Most Organizations Plan to Make COVID-19 Changes Permanent
After the pandemic, companies will continue to invest in improving IT infrastructure and security as well as automate tasks to reduce errors and improve network resiliency.
A clear majority – 83% - of C-level executives say the many operational shifts made during the pandemic will remain in place even after the COVID-19 pandemic ends.
Michael O’Malley, global vice president of marketing and strategy at Radware, says during the pandemic companies had to focus on making the network resilient, adjust to the remote contactless economy (home food shopping, restaurant deliveries), and future-proof their organizations for any disruptions in the years ahead.
"All of these activities will continue after the pandemic," O'Malley says. "The survey showed that the pandemic was a big shock to the system and it accelerated many trends. Companies will also be focusing on IT capacity such as product development and spending on IT security."
The research, conducted by Enterprise Management Associates on behalf of Radware, points heavily to companies across vertical sectors focusing on resiliency – the ability to keep the business going, the network up, human errors down, and grow the business during the pandemic.
More than any other sector, 83% of the retail/ecommerce respondents were making their IT infrastructures more resilient via hybrid or multi-cloud adoption and 80% via automation. For telco/service providers, 74% were focused on resiliency, with 76% by automation; and 69% of financial services companies keyed-in on resiliency, with 79% via automation.
"The focus on automation shows that as a part of resiliency, companies were trying to reduce human errors," O’Malley says.
The survey also found that roughly half of the respondents say changes made regarding headcount, processes/applications, real estate assets, and budgets are now permanent. Some 95% of respondents say their physical locations were affected by the lockdown to some degree, and by 2022 more than 50% of employees will continue working remotely.
IDC reports similar numbers on the work-from-home front. According to the research firm, 6% of staffs worked from home pre-COVID, 53% worked from home during the height of the pandemic, and roughly 30% will work from home by 2021.
"Companies made a tremendous push to roll out VPNs and remote desktops once the pandemic first hit," says Frank Dickson, a program vice president who covers security at IDC. "I think now we've gotten to a point where most companies can focus on security. They realize that for people who only use Office 365, they may not need to give them full VPN access; they can have them authenticate through a passwordless option."
Creating Security Gaps
The Radware survey also shows some significant security gaps that resulted from the rapid move to work-from-home.
"Companies were never set up for this level of work-from-home activity," says Raghu Thummisi, cybersecurity market strategist at Radware. "Many were racing against time to build in security controls. We found that there were clear winners and losers. The move to the cloud was a much easier lift for the companies that had already made the migration. The companies that were mostly brick-and-mortar had a much harder time."
O'Malley says the data shows that companies were really stressed. Some 50% of companies were not confident in the organization's ability to protect against unknown threats, and 30% reported an increase in attacks at the start of the pandemic. In addition, 35% of the attacks experienced by the respondents required an incident response process, and 69% spent more than half of their time on network security-related discussions of issues.
The pandemic also accelerated migration to the cloud, Thummisi says, which exposed companies to some unforeseen security issues.
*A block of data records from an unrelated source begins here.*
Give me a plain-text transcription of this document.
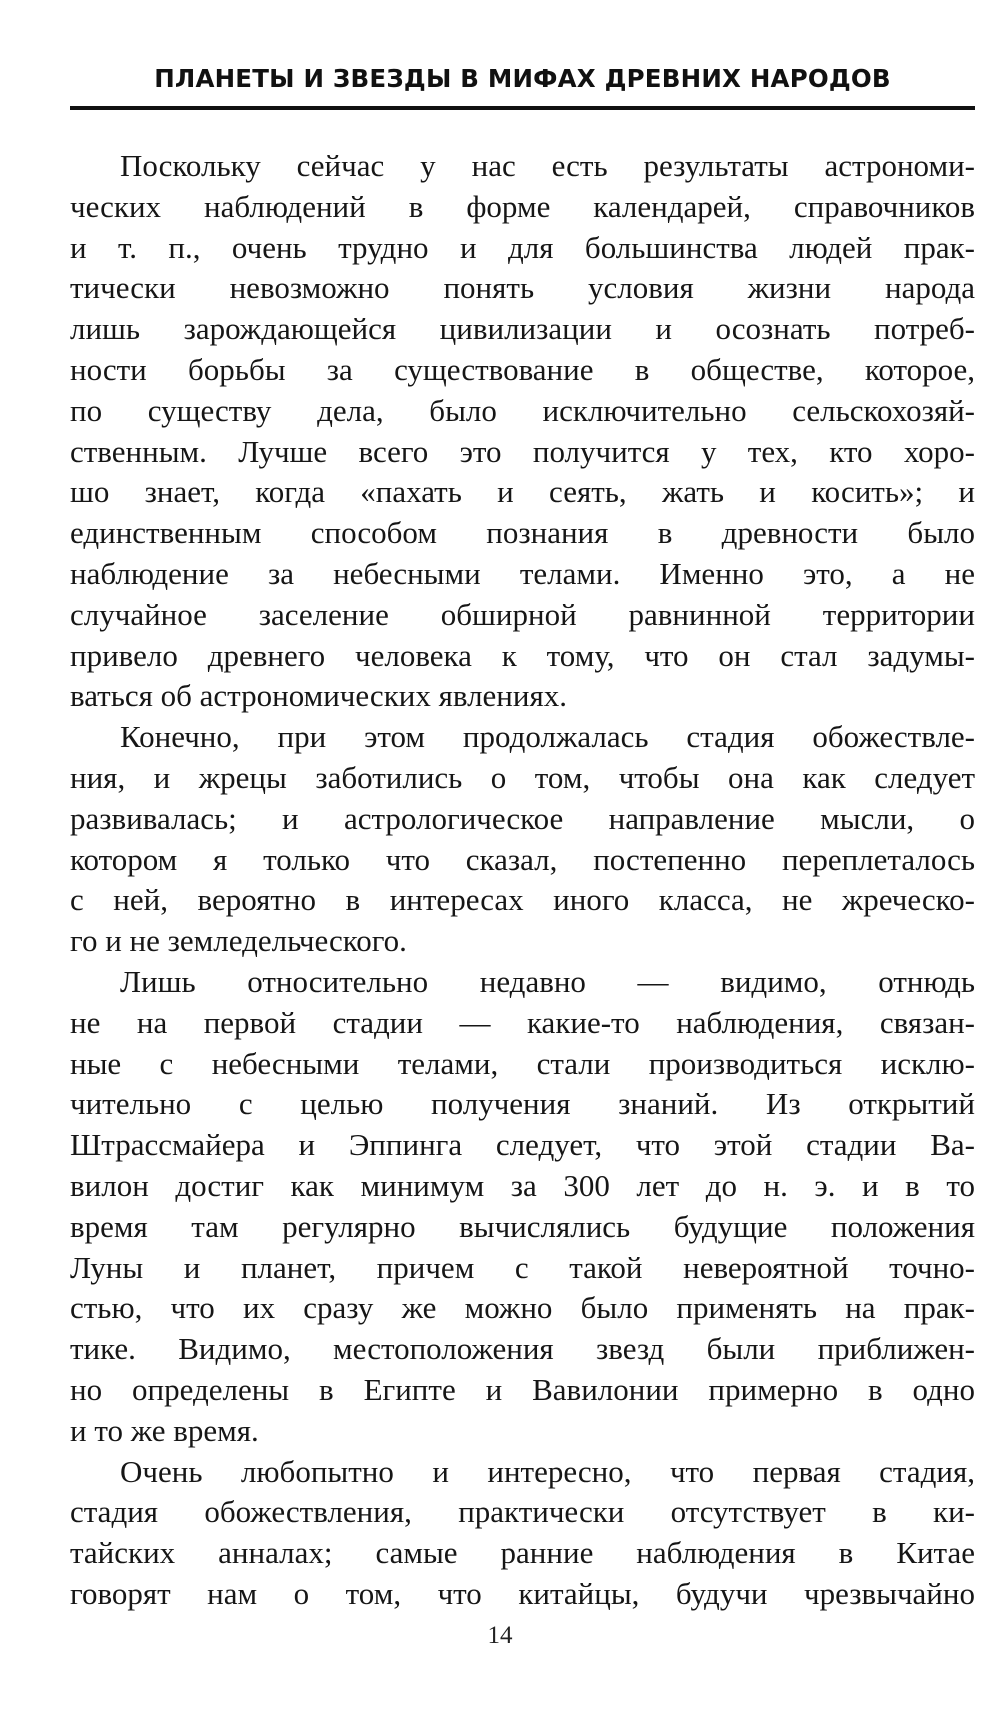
ПЛАНЕТЫ И ЗВЕЗДЫ В МИФАХ ДРЕВНИХ НАРОДОВ

Поскольку сейчас у нас есть результаты астрономи-
ческих наблюдений в форме календарей, справочников
и т. п., очень трудно и для большинства людей прак-
тически невозможно понять условия жизни народа
лишь зарождающейся цивилизации и осознать потреб-
ности борьбы за существование в обществе, которое,
по существу дела, было исключительно сельскохозяй-
ственным. Лучше всего это получится у тех, кто хоро-
шо знает, когда «пахать и сеять, жать и косить»; и
единственным способом познания в древности было
наблюдение за небесными телами. Именно это, а не
случайное заселение обширной равнинной территории
привело древнего человека к тому, что он стал задумы-
ваться об астрономических явлениях.

Конечно, при этом продолжалась стадия обожествле-
ния, и жрецы заботились о том, чтобы она как следует
развивалась; и астрологическое направление мысли, о
котором я только что сказал, постепенно переплеталось
с ней, вероятно в интересах иного класса, не жреческо-
го и не земледельческого.

Лишь относительно недавно — видимо, отнюдь
не на первой стадии — какие-то наблюдения, связан-
ные с небесными телами, стали производиться исклю-
чительно с целью получения знаний. Из открытий
Штрассмайера и Эппинга следует, что этой стадии Ва-
вилон достиг как минимум за 300 лет до н. э. и в то
время там регулярно вычислялись будущие положения
Луны и планет, причем с такой невероятной точно-
стью, что их сразу же можно было применять на прак-
тике. Видимо, местоположения звезд были приближен-
но определены в Египте и Вавилонии примерно в одно
и то же время.

Очень любопытно и интересно, что первая стадия,
стадия обожествления, практически отсутствует в ки-
тайских анналах; самые ранние наблюдения в Китае
говорят нам о том, что китайцы, будучи чрезвычайно

14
Some 76% of survey respondents say the pandemic accelerated their cloud migration and while nearly one-third say attacks have increased, another 32% also say they are relying on third-party providers (both public cloud providers and MSSPs) to secure their digital assets.
"We found that companies don't always have a full understanding of the shared responsibility model with public cloud providers," he says.
When they roll out a development environment, for example, they don't always realize that they are responsible for taking down that test environment. "While the cloud makes it easier to spin up test environments, companies still have to validate and take down the environment," he says. "Companies need to be careful not to leave these environments open to attack."
IDC's Dickson, meanwhile, says he thinks companies understand the shared responsibility model, but that developers in many enterprises are not incentivized to build in security.
"App developers are focused on getting the application up, functional, then operational, there's usually not a security metric built in there," Dickson says. "Security has to be a priority and companies need to set up the systems, processes and incentives to make that happen."